In this paper we present experimental measurements as well as a theoretical model for the electro-mechanical behavior of single walled carbon nanotube (SWNT) sheet actuators. The SWNT material exhibits elongation and contraction of the carbon bond length due to electro-chemically induced surface charge and works at a relatively low operating voltage.
The use of carbon nanotube sheet material sandwich with porous ceramic is a special feature of the presented work. In the experiment, two layers of SWNT with a ceramic layer in between were placed between two working-electrodes in an electrolyte solution bath. The counter electrode has been placed within the solution away from the composite. The charge transfer takes place between the working and the counter electrodes. The displacement of the composite was measured in the thickness direction, i.e. between the fixed and the mobile working electrodes. Depending on the applied voltage, different displacement values up to 0.8% of its original thickness were obtained. As influencing factors, the parameters such as applied electric field, thickness of the composite, solvent and electrode type were investigated. A clear dependency of the actuation on the applied potential was observed within the electro-chemical window. It is remarkable that an applied electric voltage exceeding the window leads to a hydrolysis of the solvent, i.e. generation of gas bubbles.

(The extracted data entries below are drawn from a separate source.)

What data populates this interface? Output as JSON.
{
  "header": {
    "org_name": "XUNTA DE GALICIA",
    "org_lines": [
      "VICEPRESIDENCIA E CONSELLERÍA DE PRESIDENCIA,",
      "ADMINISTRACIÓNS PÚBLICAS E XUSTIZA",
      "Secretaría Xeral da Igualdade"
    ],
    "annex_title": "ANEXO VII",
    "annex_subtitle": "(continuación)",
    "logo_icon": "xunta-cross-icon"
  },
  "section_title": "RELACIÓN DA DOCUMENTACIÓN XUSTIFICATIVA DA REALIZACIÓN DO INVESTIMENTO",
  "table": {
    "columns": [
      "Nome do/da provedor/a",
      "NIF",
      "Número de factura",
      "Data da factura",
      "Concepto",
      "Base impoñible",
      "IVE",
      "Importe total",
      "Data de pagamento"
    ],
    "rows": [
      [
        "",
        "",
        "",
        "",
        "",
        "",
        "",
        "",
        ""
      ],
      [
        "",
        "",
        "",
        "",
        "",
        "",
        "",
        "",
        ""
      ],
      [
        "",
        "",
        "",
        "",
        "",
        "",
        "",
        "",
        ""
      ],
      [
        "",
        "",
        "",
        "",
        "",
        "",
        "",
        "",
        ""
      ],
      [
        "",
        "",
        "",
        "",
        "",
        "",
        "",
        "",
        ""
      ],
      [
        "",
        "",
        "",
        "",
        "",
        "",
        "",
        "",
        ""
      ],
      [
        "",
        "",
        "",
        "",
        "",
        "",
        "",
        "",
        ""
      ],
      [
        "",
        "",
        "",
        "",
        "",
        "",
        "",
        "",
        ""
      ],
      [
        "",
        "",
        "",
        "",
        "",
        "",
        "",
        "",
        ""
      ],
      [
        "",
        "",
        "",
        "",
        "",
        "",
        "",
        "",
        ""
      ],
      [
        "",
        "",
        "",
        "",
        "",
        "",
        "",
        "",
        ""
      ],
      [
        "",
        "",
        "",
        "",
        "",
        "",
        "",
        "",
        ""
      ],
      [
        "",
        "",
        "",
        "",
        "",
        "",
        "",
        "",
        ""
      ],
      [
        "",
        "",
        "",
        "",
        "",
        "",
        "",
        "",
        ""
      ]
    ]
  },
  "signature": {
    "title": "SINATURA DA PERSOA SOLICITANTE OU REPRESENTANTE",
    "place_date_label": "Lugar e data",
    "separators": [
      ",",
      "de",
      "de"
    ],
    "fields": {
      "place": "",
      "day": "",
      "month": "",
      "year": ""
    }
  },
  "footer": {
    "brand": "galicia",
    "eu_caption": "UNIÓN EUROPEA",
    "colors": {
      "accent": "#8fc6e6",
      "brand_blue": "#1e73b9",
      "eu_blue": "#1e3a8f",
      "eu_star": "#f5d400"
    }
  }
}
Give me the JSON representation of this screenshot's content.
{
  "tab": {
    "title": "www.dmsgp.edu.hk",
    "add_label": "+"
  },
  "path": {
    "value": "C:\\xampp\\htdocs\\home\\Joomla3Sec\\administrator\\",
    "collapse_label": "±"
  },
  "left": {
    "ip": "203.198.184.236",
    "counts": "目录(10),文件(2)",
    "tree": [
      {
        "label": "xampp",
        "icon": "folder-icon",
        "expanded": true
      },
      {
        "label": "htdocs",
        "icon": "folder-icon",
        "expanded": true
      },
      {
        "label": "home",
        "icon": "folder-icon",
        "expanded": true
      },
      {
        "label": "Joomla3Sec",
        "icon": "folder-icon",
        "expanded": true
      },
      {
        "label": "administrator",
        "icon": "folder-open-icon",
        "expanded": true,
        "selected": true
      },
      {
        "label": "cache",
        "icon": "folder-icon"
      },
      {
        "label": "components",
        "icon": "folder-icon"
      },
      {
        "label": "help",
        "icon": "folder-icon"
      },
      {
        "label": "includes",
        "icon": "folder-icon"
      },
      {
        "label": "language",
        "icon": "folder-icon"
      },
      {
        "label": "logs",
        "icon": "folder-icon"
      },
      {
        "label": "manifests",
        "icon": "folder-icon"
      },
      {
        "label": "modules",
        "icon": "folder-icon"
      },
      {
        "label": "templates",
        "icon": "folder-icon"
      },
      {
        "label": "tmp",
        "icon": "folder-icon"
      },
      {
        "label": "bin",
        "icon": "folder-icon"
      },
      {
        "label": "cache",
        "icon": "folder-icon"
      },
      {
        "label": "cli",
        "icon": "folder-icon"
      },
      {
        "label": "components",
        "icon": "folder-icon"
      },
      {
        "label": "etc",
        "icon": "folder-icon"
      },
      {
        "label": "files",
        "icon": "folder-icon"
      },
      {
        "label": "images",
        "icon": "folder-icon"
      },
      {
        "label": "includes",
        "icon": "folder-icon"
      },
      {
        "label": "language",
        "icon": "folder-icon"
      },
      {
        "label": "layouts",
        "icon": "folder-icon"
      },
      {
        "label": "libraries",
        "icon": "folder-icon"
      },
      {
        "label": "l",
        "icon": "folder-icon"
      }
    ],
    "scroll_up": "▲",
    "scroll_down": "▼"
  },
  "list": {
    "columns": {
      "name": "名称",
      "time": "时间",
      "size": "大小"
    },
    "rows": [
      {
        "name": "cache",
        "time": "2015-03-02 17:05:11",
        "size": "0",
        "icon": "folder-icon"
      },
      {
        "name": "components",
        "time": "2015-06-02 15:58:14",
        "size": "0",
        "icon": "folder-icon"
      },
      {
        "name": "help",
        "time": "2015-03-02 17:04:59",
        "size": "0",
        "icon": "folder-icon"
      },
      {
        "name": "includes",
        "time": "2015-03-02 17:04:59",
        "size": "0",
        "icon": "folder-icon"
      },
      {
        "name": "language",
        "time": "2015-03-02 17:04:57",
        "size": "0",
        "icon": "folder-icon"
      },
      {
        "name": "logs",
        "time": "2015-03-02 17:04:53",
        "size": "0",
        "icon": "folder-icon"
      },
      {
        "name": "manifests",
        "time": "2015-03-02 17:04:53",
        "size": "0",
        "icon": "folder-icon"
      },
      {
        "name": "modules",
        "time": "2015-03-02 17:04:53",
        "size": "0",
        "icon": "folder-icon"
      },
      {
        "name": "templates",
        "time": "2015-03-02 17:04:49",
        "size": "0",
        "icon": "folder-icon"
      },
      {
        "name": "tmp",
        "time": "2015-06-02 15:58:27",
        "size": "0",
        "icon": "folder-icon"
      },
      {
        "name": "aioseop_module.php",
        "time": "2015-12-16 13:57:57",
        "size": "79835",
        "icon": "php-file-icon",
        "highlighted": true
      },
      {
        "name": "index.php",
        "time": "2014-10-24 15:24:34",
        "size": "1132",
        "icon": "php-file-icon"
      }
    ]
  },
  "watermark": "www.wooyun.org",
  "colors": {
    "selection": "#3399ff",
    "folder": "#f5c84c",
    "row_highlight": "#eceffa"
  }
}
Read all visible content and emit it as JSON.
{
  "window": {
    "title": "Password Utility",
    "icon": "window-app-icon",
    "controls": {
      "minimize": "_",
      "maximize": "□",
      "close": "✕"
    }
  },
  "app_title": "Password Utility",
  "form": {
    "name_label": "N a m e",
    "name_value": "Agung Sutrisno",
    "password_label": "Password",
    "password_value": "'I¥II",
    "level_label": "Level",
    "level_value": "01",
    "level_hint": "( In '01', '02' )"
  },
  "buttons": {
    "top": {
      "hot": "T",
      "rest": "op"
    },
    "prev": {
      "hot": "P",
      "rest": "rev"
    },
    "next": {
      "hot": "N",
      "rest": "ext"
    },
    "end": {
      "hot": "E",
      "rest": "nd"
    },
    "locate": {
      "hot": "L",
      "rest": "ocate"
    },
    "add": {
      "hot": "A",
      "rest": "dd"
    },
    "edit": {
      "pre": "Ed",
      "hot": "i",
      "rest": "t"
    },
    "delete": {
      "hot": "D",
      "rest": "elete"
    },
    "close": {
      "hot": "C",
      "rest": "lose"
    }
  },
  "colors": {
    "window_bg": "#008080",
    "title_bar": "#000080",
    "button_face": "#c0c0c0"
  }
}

In the theoretical part, a macroscopic model for the actuation of the SWNT material has been developed. A mechanical field equation which uses the applied electric potential as input gives the elongation and contraction of the material. Depending on the parameters given above, the time-behavior of the actuator has been simulated. Thus, by various numerical simulations and experimental investigations, the actuator-characteristic can be optimized.
In conclusion, a good correlation between the experimental and the numerical results has been determined.